Moody's and S&P will keep Lucent's rating on review for possible downgrade until the company reached a new agreement with its bankers. Moody's rating was dependent upon the successful sale of the convertibles, as well.
Lucent also must raise at least $2.5 billion to complete its spin-off of its Agere Systems Inc. (AGRA). Under proposed credit facility amendments filed by Lucent Wednesday with the Securities and Exchange Commission, the company would have to raise a significant amount of additional liquidity to sell its remaining Agere stake.
In the filing, Lucent said it expects to generate a "substantial" portion of the required liquidity by selling its optical fiber business, its Oklahoma and Ohio manufacturing operations, and its convertible preferred stock offering.

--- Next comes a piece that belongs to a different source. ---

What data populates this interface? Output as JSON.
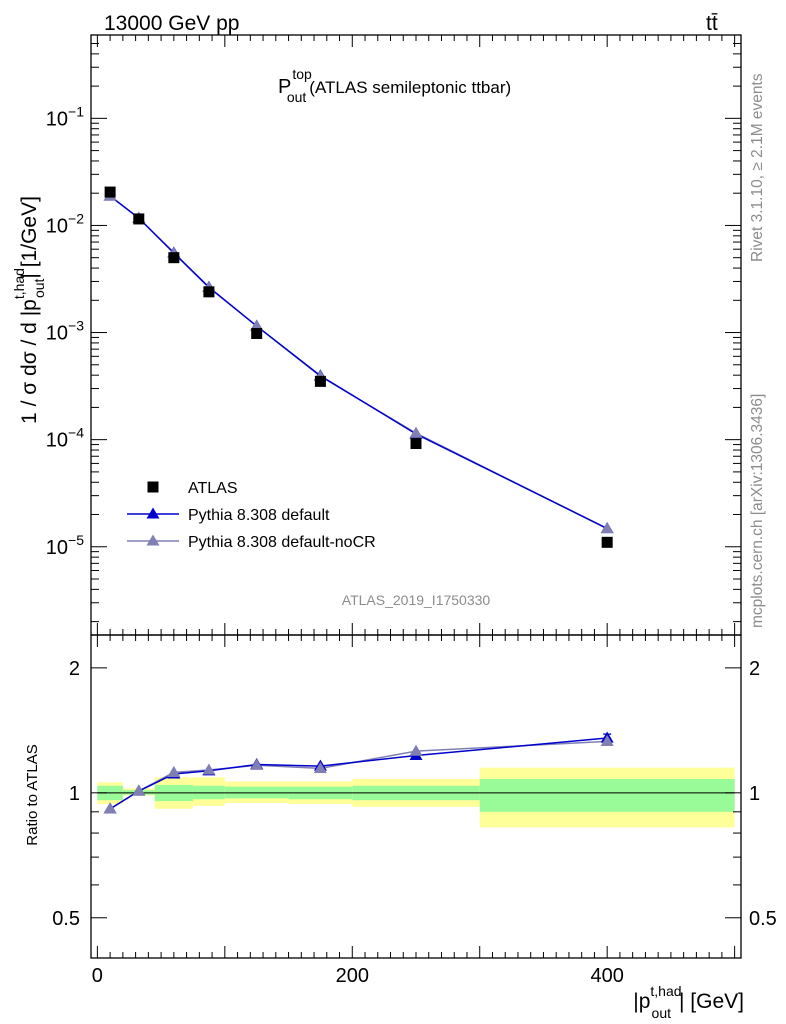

"This funding is likely to fill up the remaining funding gap they have given current restructuring plan," said Kusuma, noting that cash accounts for $2 billion of the charges.
Cash Isn't King Beyond concern about Lucent's financial conditions, convertible investors were also worried about covenants in the current credit facility that would prohibit holders of the securities from being paid their dividends in cash.
In Wednesday's SEC filing, Lucent said it was seeking consent to pay cash dividends on its preferred stock. Otherwise, investors would be paid in stock.
In a conference call with institutional investors Wednesday, a Lucent spokesman expressed what one investor called a "fairly high level of confidence" that banks would allow for dividends to be paid in cash, and that it will be resolved "fairly quickly." But the investor, a hedge fund manager, said he wasn't too concerned about the restriction, saying, "we'll get our money in one form or another." Lucent spokeswoman Michelle Davidson declined to comment on the convertible offering. She also declined comment on the specifics of the credit facility, saying only that Lucent believes it will be able to amend it.